The Factors Affecting the Exports of Laos to China
Keywords:
Exports, Gross domestic product, Foreign direct investment, Exchange RateAbstract
This paper aims to study: the factors affecting on Lao PDR's exports to China from 1995-2020 by using OLS robust model.
The results shown that Lao PDR has a trade balance with China, especially since 1995-2010, there is a continuous trade deficit because during that period, the production base has not brought technology to help. The largest trade deficit is in 2013 with a deficit of 860.92 million dollars, accounting for 7.19% of the gross domestic product and the smallest deficit is in 1997 with a deficit of 4.64 million dollars, accounting for 0.27% of the gross domestic product.
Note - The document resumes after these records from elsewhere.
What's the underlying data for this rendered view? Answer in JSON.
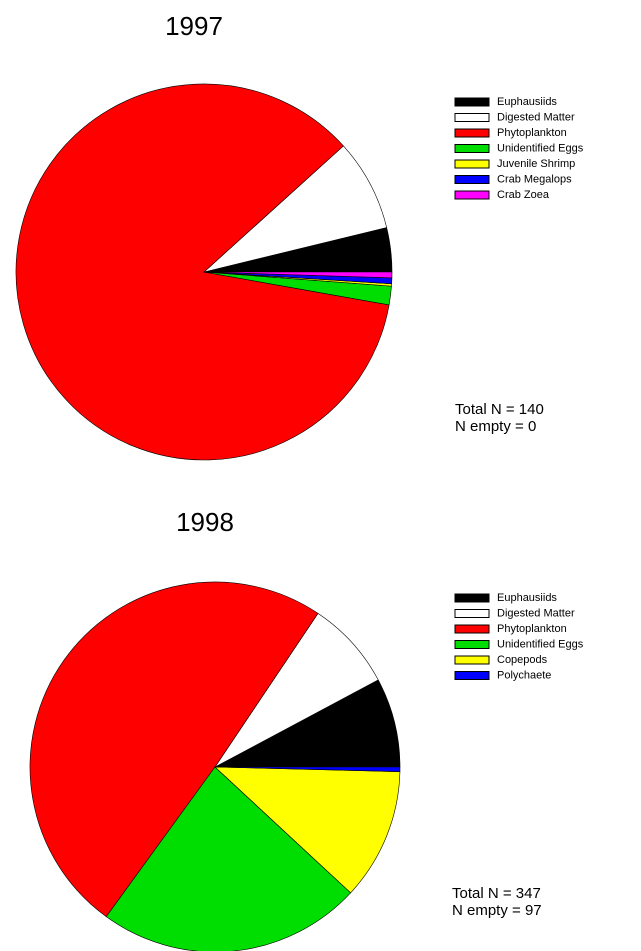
{
  "chart_data": [
    {
      "type": "pie",
      "title": "1997",
      "categories": [
        "Euphausiids",
        "Digested Matter",
        "Phytoplankton",
        "Unidentified Eggs",
        "Juvenile Shrimp",
        "Crab Megalops",
        "Crab Zoea"
      ],
      "values": [
        3.8,
        7.9,
        85.5,
        1.6,
        0.2,
        0.5,
        0.5
      ],
      "colors": [
        "#000000",
        "#ffffff",
        "#ff0000",
        "#00dd00",
        "#ffff00",
        "#0000ff",
        "#ff00ff"
      ],
      "annotations": [
        "Total N = 140",
        "N empty = 0"
      ]
    },
    {
      "type": "pie",
      "title": "1998",
      "categories": [
        "Euphausiids",
        "Digested Matter",
        "Phytoplankton",
        "Unidentified Eggs",
        "Copepods",
        "Polychaete"
      ],
      "values": [
        7.8,
        7.8,
        49.4,
        23.1,
        11.5,
        0.4
      ],
      "colors": [
        "#000000",
        "#ffffff",
        "#ff0000",
        "#00dd00",
        "#ffff00",
        "#0000ff"
      ],
      "annotations": [
        "Total N = 347",
        "N empty = 97"
      ]
    }
  ]
}
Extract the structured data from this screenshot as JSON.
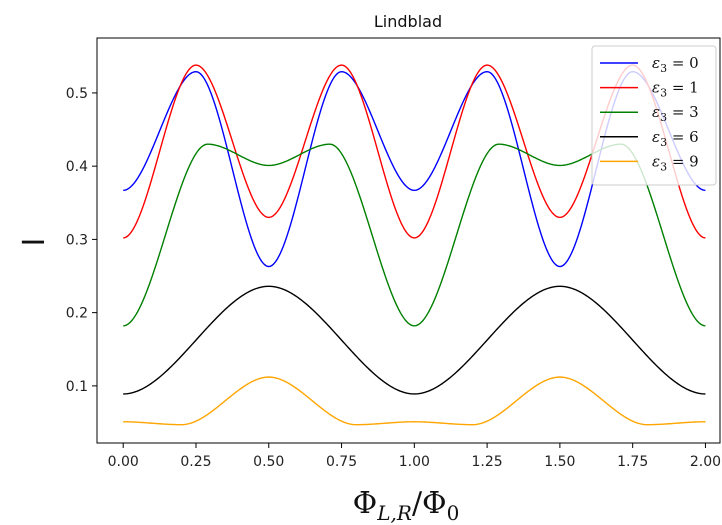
{
  "chart_data": {
    "type": "line",
    "title": "Lindblad",
    "ylabel": "I",
    "xlabel": "Φ_{L,R}/Φ_0",
    "xlim": [
      -0.09,
      2.05
    ],
    "ylim": [
      0.022,
      0.575
    ],
    "xticks": [
      0.0,
      0.25,
      0.5,
      0.75,
      1.0,
      1.25,
      1.5,
      1.75,
      2.0
    ],
    "xtick_labels": [
      "0.00",
      "0.25",
      "0.50",
      "0.75",
      "1.00",
      "1.25",
      "1.50",
      "1.75",
      "2.00"
    ],
    "yticks": [
      0.1,
      0.2,
      0.3,
      0.4,
      0.5
    ],
    "ytick_labels": [
      "0.1",
      "0.2",
      "0.3",
      "0.4",
      "0.5"
    ],
    "grid": false,
    "legend_position": "top-right",
    "series": [
      {
        "name": "ε3 = 0",
        "color": "#0000ff",
        "x": [
          0.0,
          0.25,
          0.5,
          0.75,
          1.0,
          1.25,
          1.5,
          1.75,
          2.0
        ],
        "y": [
          0.367,
          0.529,
          0.263,
          0.529,
          0.367,
          0.529,
          0.263,
          0.529,
          0.367
        ]
      },
      {
        "name": "ε3 = 1",
        "color": "#ff0000",
        "x": [
          0.0,
          0.25,
          0.5,
          0.75,
          1.0,
          1.25,
          1.5,
          1.75,
          2.0
        ],
        "y": [
          0.302,
          0.538,
          0.33,
          0.538,
          0.302,
          0.538,
          0.33,
          0.538,
          0.302
        ]
      },
      {
        "name": "ε3 = 3",
        "color": "#008000",
        "x": [
          0.0,
          0.29,
          0.5,
          0.71,
          1.0,
          1.29,
          1.5,
          1.71,
          2.0
        ],
        "y": [
          0.182,
          0.43,
          0.401,
          0.43,
          0.182,
          0.43,
          0.401,
          0.43,
          0.182
        ]
      },
      {
        "name": "ε3 = 6",
        "color": "#000000",
        "x": [
          0.0,
          0.5,
          1.0,
          1.5,
          2.0
        ],
        "y": [
          0.089,
          0.236,
          0.089,
          0.236,
          0.089
        ]
      },
      {
        "name": "ε3 = 9",
        "color": "#ffa500",
        "x": [
          0.0,
          0.2,
          0.5,
          0.8,
          1.0,
          1.2,
          1.5,
          1.8,
          2.0
        ],
        "y": [
          0.051,
          0.047,
          0.112,
          0.047,
          0.051,
          0.047,
          0.112,
          0.047,
          0.051
        ]
      }
    ]
  }
}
For the OLS Robust model, it was found that the per capita income is the most important or the most impactful and has a one-way relationship with the export value of Lao PDR with a statistical significance level of 0.05. It means that if other factors are assumed, when the per capita income of Chinese people increases by 1%, it will result in the export value of Lao PDR increasing by 3.01% and vice versa, if the per capita income of Chinese people decreases by 1%, it will result in the value of Lao PDR's exports to China decreasing by 3.01%. as well. Followed by the economic growth rate of Lao PDR. Assuming that other factors are constant, when the economic growth rate of Lao PDR increases by 1%, it will result in the value of its exports to China increasing by 0.13% and vice versa, if its economic growth rate decreases by 1%, it will result in the value of its exports to China decreasing by 0.13% with a statistical significance level of 0.1. The inflation rate of Lao PDR affects the export of Lao PDR to China in the same direction with a statistical significance level of 0.01, which means that assuming other factors are constant, when the inflation rate of Lao PDR increases by 1%, it will result in the value of Lao PDR's exports to China increasing by about 0.01%. But on the other hand, if the inflation rate of the Lao PDR decreases by 1%, it will result in the value of its exports to China or China's imports from Laos decreasing by 0.01% because they feel that the goods are more expensive and the independent variables used in the model can explain the variables up to 94%.